Ответ, как и сам генерал авиации, скромностью, как правило, не отличался.
– Это же очень большие деньги – качал головой отец. После чего поворачивался к коменданту дачи: – У меня есть такие деньги?
– Есть, товарищ Сталин! – отвечал офицер, ставший по совместительству личным казначеем.
– Ну, тогда дай, и чтобы это было в последний раз.
«Она навсегда изувечила меня…» – сказал он как-то в сердцах о погибшей супруге.
Поскребышев – один из немногих, кто видел его страдания. Сталин велик… и одинок. Как памятник на пьедестале. Его «домашним уютом» со всей старательностью занимается генерал-лейтенант Власик. Ну, может, в какой-то мере еще согревает его душу общение с курносой, симпатичной и жизнерадостной тридцатилетней сестрой-хозяйкой Варей Истоминой. Она абсолютно предана ему, с нежной простотой ухаживает за ним, знает его привычки, из ее рук Хозяин не боится принимать любые целительные настои и отвары. А он, в свою очередь, пристрастил ее к чтению и частенько просит что-нибудь почитать на сон грядущий. К тому же ему нравится, что Варенька абсолютная ровесница Великого Октября – родилась прямо 7 ноября 1917 года. Она добродушна и приветлива со всеми обитателями и Кунцевской, и Сочинской дачи. Ей отвечают тем же. А должность ее, как правило, сокращают и называют просто «хозяйкой».
Зная Сталина давно, наблюдая его в самых разных ситуациях, Поскребышев порой удивлялся, что душа этого стального человека изредка все же показывается из-под золоченого панциря неограниченной власти и суровой необходимости и откликается на простое человеческое тепло.

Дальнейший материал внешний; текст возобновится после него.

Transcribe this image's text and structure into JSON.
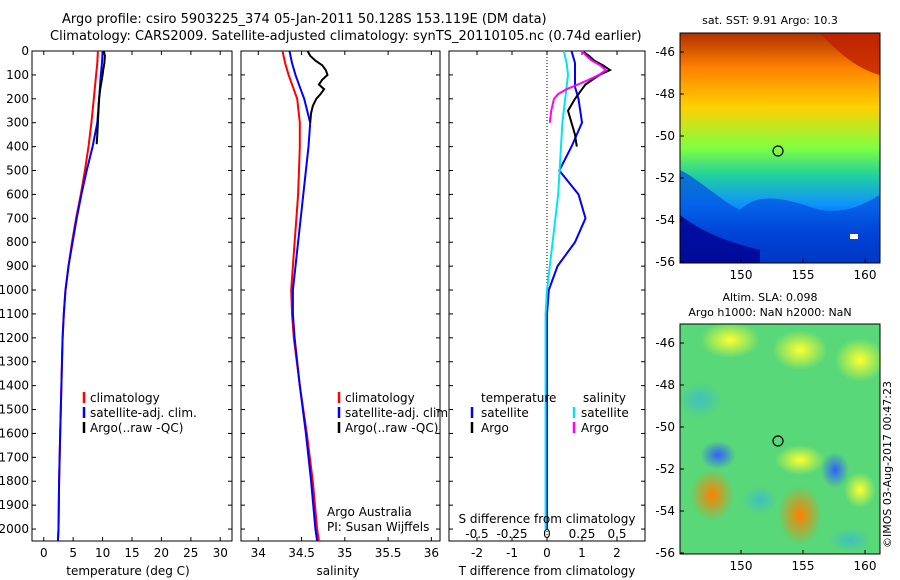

Курский секретарь Павел Доронин был хорошо знаком Сталину. Сибиряк, бывший охотник, он руководил областью уже десять лет, организовывал партизанское движение, воевал в чине генерал-майора. Теперь вернулся и начал активно восстанавливать и город, и область. Знал ситуацию досконально и потому четко, коротко и по существу, как и любил Сталин, доложил о делах и проблемах.
– В городе развернуто движение добровольных строительных бригад. Засыпали все траншеи, окопы и воронки от бомб, построили школы, разбиваем скверы, укладываем трамвайные рельсы… Обучаем массовым строительным профессиям: каменщика, плотника, штукатура, столяра. Отремонтированы здания больниц. Вступают в строй резиновый и электро-аппаратный заводы, завод счетно-аналитических машин, строится аккумуляторный. Решен вопрос о строительстве подшипникового и эбонитового заводов.
Видно было, что отчет Сталина порадовал:
– Молодцы! Не унываете, в затылках не чешете, как некоторые. А как с жильем?
– Пока не очень хорошо, Иосиф Виссарионович, – честно признался Доронин, – слишком много разрушено. Как наиболее эффективную выбрали модель двухэтажных домов. Быстро, надежно и экономично. Ну и помогаем людям строить одноэтажные.
– Да, нам сейчас всеми силами надо напирать на жилье, школы, больницы, – поддержал Сталин. – Надо помочь людям. Только вот я думаю, что малоэтажное строительство все-таки не очень перспективное. Чем больше этажей на одном фундаменте, с одними коммуникациями, проводкой – тем дешевле, экономичнее. И в эксплуатации тоже. Обмозгуйте это! Конечно, с учетом ваших возможностей.
Потом речь зашла о сельском хозяйстве, видах на урожай. Ободренный вниманием секретарь стал горячо высказывать свою точку зрения на колхозы, делая упор на то, что при их реорганизации надо бы повысить роль семьи как ключевой ячейки, структурной единицы общего хозяйства. Тогда увеличится заинтересованность, и это скажется на результатах.
– Хорошо говорите. Дело говорите. Надо подумать, – заключил поздний разговор Сталин.